The key to willpower lies in believing you have it in abundance (maybe)

Posted on under Today's research

Americans believe they have less stamina for strenuous mental activity than their European counterparts—an indication that people in the U.S. perceive their willpower or self-control as being in limited supply, a new study suggests.

What the researchers say: More than 1,100 Americans and 1,600 Europeans—including 775 Swiss and 871 German-speaking adults—participated in the study, which tested the validity of a widely used psychological assessment tool called the Implicit Theory of Willpower for Strenuous Mental Activities Scale.

People taking the assessment are asked to rate their level of agreement with statements such as, “After a strenuous mental activity, your energy is depleted, and you must rest to get it refueled again.”

Americans in the study were more likely to indicate that they needed breaks to rest and recover after performing mentally taxing activities, while their European counterparts reported feeling more invigorated and ready to jump into the next challenging task immediately.
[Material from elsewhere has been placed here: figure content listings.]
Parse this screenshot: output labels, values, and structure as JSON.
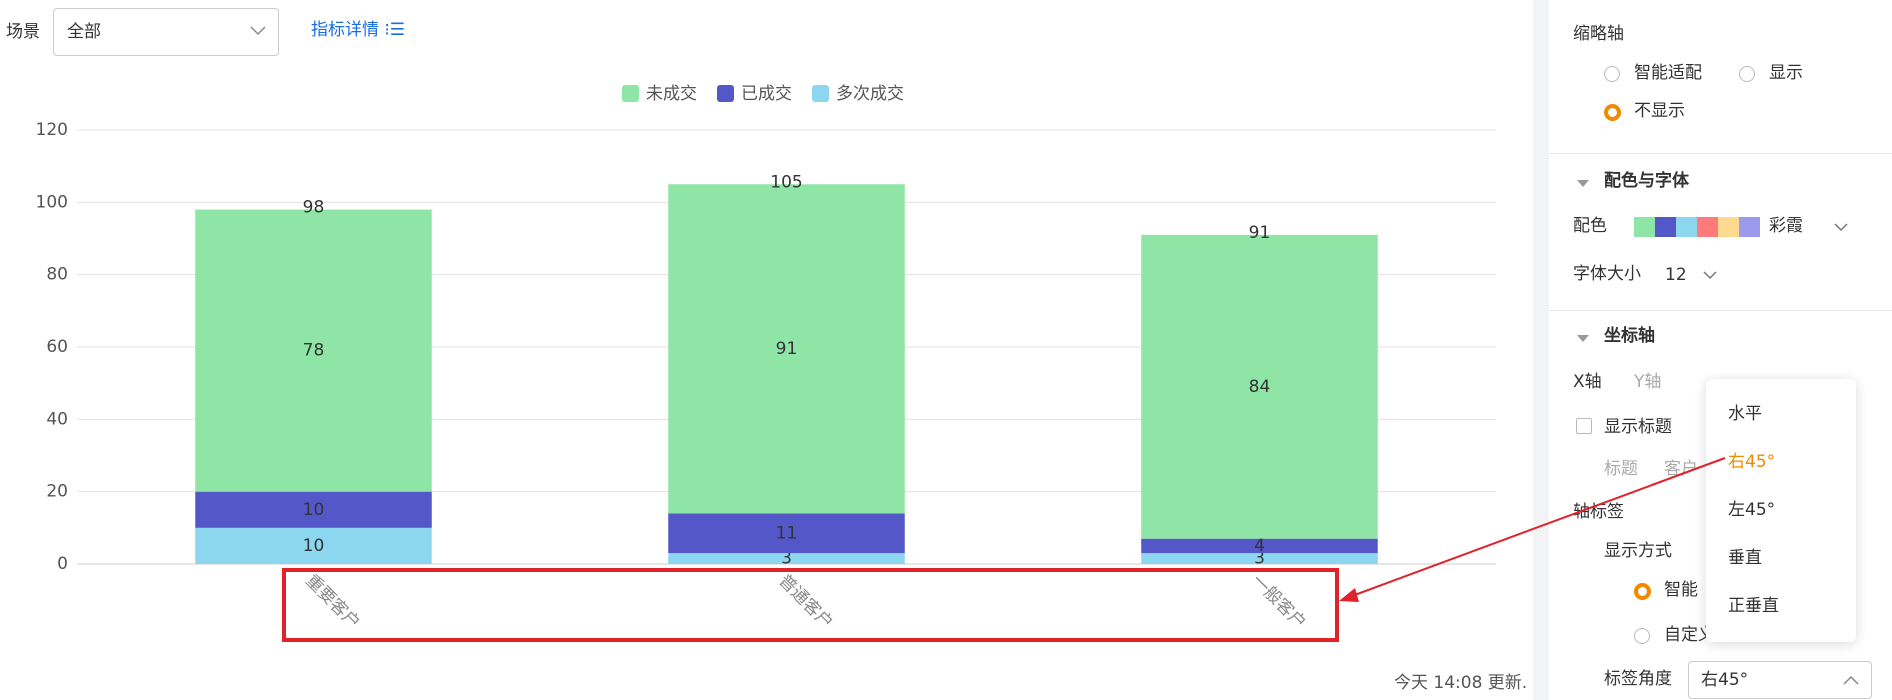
{
  "toolbar": {
    "scene_label": "场景",
    "scene_value": "全部",
    "detail_link": "指标详情"
  },
  "chart_data": {
    "type": "stacked_bar",
    "categories": [
      "重要客户",
      "普通客户",
      "一般客户"
    ],
    "series": [
      {
        "name": "未成交",
        "color": "#8ee5a6",
        "values": [
          78,
          91,
          84
        ]
      },
      {
        "name": "已成交",
        "color": "#5457c8",
        "values": [
          10,
          11,
          4
        ]
      },
      {
        "name": "多次成交",
        "color": "#8dd6f0",
        "values": [
          10,
          3,
          3
        ]
      }
    ],
    "totals": [
      98,
      105,
      91
    ],
    "ylim": [
      0,
      120
    ],
    "yticks": [
      0,
      20,
      40,
      60,
      80,
      100,
      120
    ],
    "grid": true,
    "legend": "top"
  },
  "footer": "今天 14:08 更新.",
  "panel": {
    "thumb_axis": {
      "title": "缩略轴",
      "options": [
        "智能适配",
        "显示",
        "不显示"
      ]
    },
    "color_font": {
      "title": "配色与字体",
      "palette_label": "配色",
      "palette_name": "彩霞",
      "palette": [
        "#8ee5a6",
        "#5457c8",
        "#8dd6f0",
        "#ff7b7b",
        "#ffd98e",
        "#9b9bee"
      ],
      "font_size_label": "字体大小",
      "font_size": "12"
    },
    "axis": {
      "title": "坐标轴",
      "tabs": [
        "X轴",
        "Y轴"
      ],
      "show_title": "显示标题",
      "title_label": "标题",
      "title_value": "客户",
      "axis_label": "轴标签",
      "display_mode": "显示方式",
      "modes": [
        "智能",
        "自定义"
      ],
      "angle_label": "标签角度",
      "angle_value": "右45°"
    },
    "dropdown": [
      "水平",
      "右45°",
      "左45°",
      "垂直",
      "正垂直"
    ]
  }
}
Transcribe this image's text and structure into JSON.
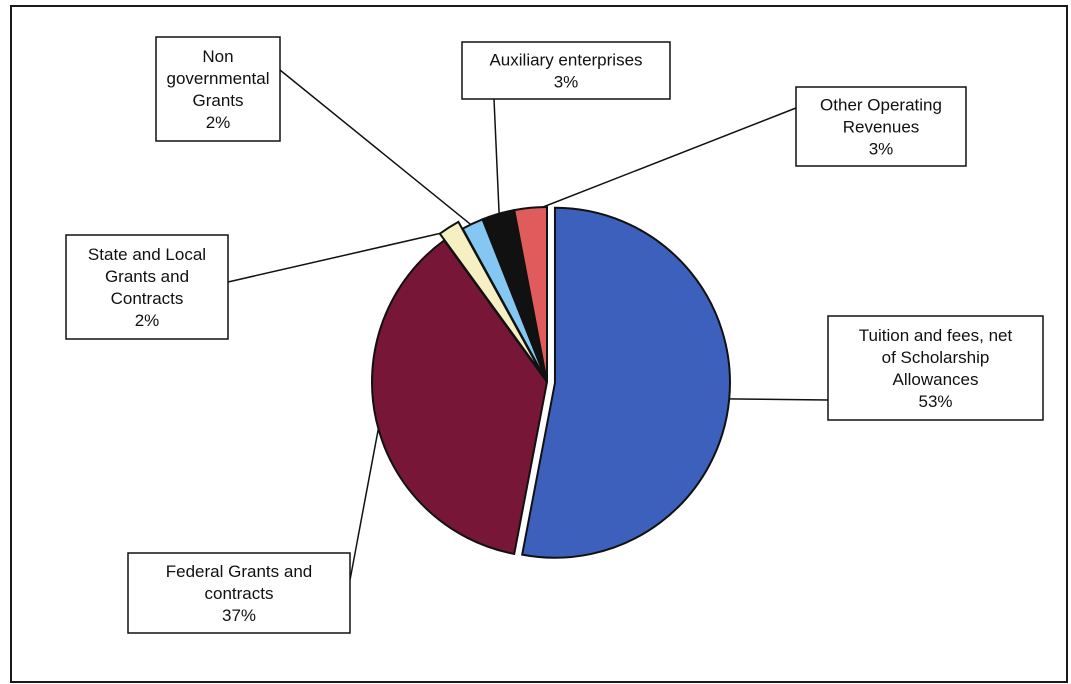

“What matters most is what we think about our willpower,” said the study’s lead author.  “When we view our willpower as limited, it’s similar to a muscle that gets tired and needs rest. If we believe it is a finite resource, we act that way, feeling exhausted and needing breaks between demanding mental tasks, while people who view their willpower as a limitless resource get energized instead.”

The researchers sought to test whether the ITW-M measured the concept of willpower consistently across sexes and different cultures. Participants’ scores on the ITW-M questionnaire were compared with their scores on similar assessments that explored their beliefs about intelligence, life satisfaction and trait self-control, which relates to their ability to rein in their impulses.

Why do some people seem locked in a lifelong battle for self-control while others are so self-disciplined—impervious to overeating, overspending or binge-watching TV shows when they feel pressured? Personally it’s almond nuts and cookies I can’t summon up the willpower to resist—just ask Alicia.

The secret to having ironclad willpower lies in believing that you have an unlimited supply of it, the researchers said.

“Your feelings about your willpower affect the way you behave—but these feelings are changeable,” they said. “Changing your beliefs about the nature of your self-control can have positive effects on development, leading to healthier behaviors and perceptions of others.” There’s hope for me yet! No more cookies! No, really, I mean it. Maybe just one. Out! Out! damned cookie! (Shakespeare please forgive me.)

So what? Willpower and motivation are essentially the same in neurogenetic terms. I am afraid that this research is going to be used by authorities—employers, teachers and others—to induce guilt. There is so much more to willpower than just believing that you have it. I honestly thought we’d consigned these ideas to the scrap heap of 1980s pop-psych self-help books.

Willpower has a number of elements which the researchers didn’t take properly into account. For a start it is very largely genetically-based. For example, take cookies (thanks, I will, but just one and don’t tell Alicia). We are genetically programmed to seek out sweet things. Honey, sweet berries and the like gave our ancestors the energy they needed for a very physically strenuous lifestyle. For that reason our dopamine reward system makes sure that we have the craving for things sweet. (The chocolate one please.)

Likewise, to conserve energy, we are programmed to avoid tasks that we find boring or which we don’t see the point of. So much of what we are asked to do at work falls into that category and our lack of enthusiasm is falsely ascribed by others to our lack of “willpower.”

Our willpower is also closely linked to the relationship we have with those asking us to do a particular task. That relationship is largely where we get our motivation from. We will do something much more enthusiastically if we value the association with the person we are doing it with or who has asked us to do it. This is due to our fundamental drive to increase our nexus of support. The sense of being supported and “engagement” are very closely tied together (in fact they may be the same thing). A lack of “willpower” then, may simply be a way of showing that we feel unsupported and thus unmotivated.

Finally it is simply untrue that willpower—or any other similar trait—is unlimited. In some people, because of their genetics or their childhood experience, it may be greater than in others. But even Europeans’ have their limits. (Well, maybe, just one more—a chocolate chip one please.)

What now? The way to increase employees’ or students’ willpower is to make their work interesting and increase their commitment to the relationship with you. That’s the human way.